7 And he said unto him, I am the Lord that brought thee out of Ur of the Chaldees, to give thee this land to inherit it. 8 And he said, Lord God, whereby shall I know that I shall inherit it? 9 And he said unto him, Take me an heifer of three years old, and a she goat of three years old, and a ram of three years old, and a turtledove, and a young pigeon. 10 And he took unto him all these, and divided them in the midst, and laid each piece one against another: but the birds divided he not. 17 And it came to pass, that, when the sun went down, and it was dark, behold a smoking furnace, and a burning lamp that passed between those pieces. 18 In the same day the Lord made a covenant with Abram, saying, Unto thy seed have I given this land, from the river of Egypt unto the great river, the river Euphrates:
I found this passage enchanting to read, but confounding to understand. Abram seeks for some sort of sign that God’s promises will be fulfilled, and as an answer he is led through a strange ritual. Abram splits each creature in two, except for the birds, and lays their halves next to each other. Then, after a moment of darkness and foretelling that we’ll examine tomorrow, God responds with a smoking furnace and a burning lamp passing between each half of the animals. Accompanying this sight are the words of God, reiterating the promise that He will give all this land to Abram. A captivating image, to be sure, but what to make of it?
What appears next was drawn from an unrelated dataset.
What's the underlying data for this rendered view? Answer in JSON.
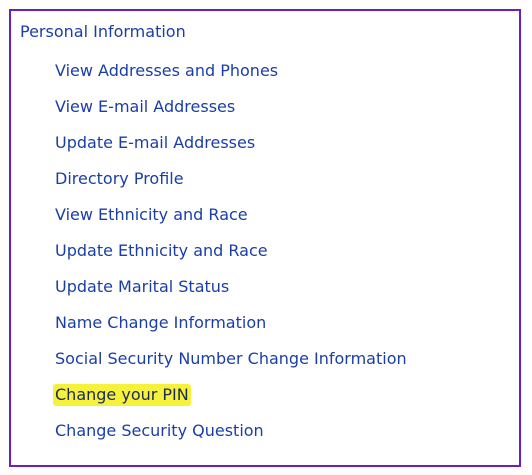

Other scholars have given an interpretation of these scenes that I find very compelling. They suggest that dividing the animals in two and having the furnace and lamp pass between them is a way of God making a solemn pledge. It is as if He is saying “so may my body be cleaved in two if I do not keep this word.” Consider how this idea is echoed by the statements of God in Jeremiah 34:18. Or it could be seen as “I will do whatever it takes to fulfill this promise, even to the breaking of my body.” Of course that notion is later reflected in Jesus Christ coming and literally letting his body be broken to keep the promises that God had made to all of mankind.
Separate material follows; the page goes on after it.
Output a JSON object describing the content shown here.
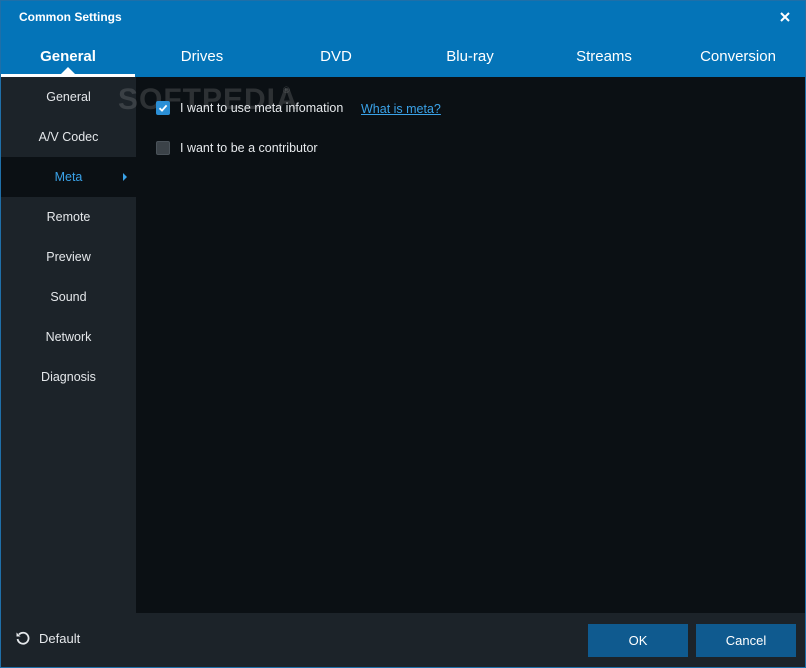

And there is also the symbolism of the smoke and the flame that God sends between the severed pieces. What was immediately called to my mind was the pillar of fire and the cloud that guided Israel through the wilderness.
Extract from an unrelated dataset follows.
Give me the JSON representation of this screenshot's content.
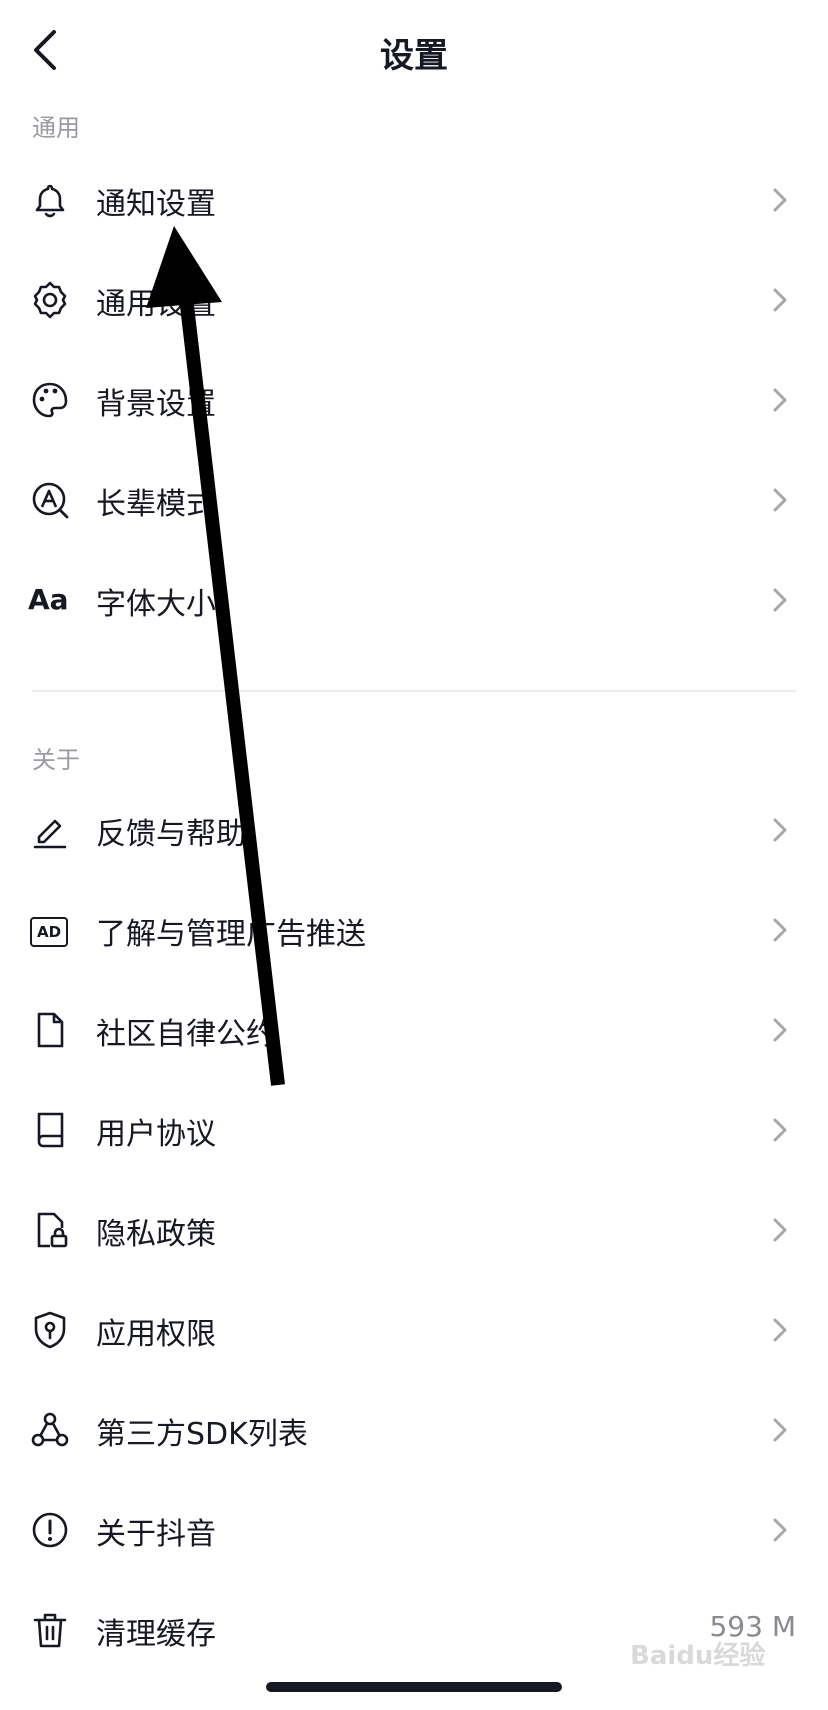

In any case, it seems that these verses are meant to describe a solemn ritual, with a solemn commitment made by God. These aren’t just words anymore, He is binding Himself to the fulfillment of them. But, given the seriousness of the situation, God frankly admits that Abram that his children will face all manner of affliction before and after receiving the fulfillment of these promises. We’ll dive into that tomorrow.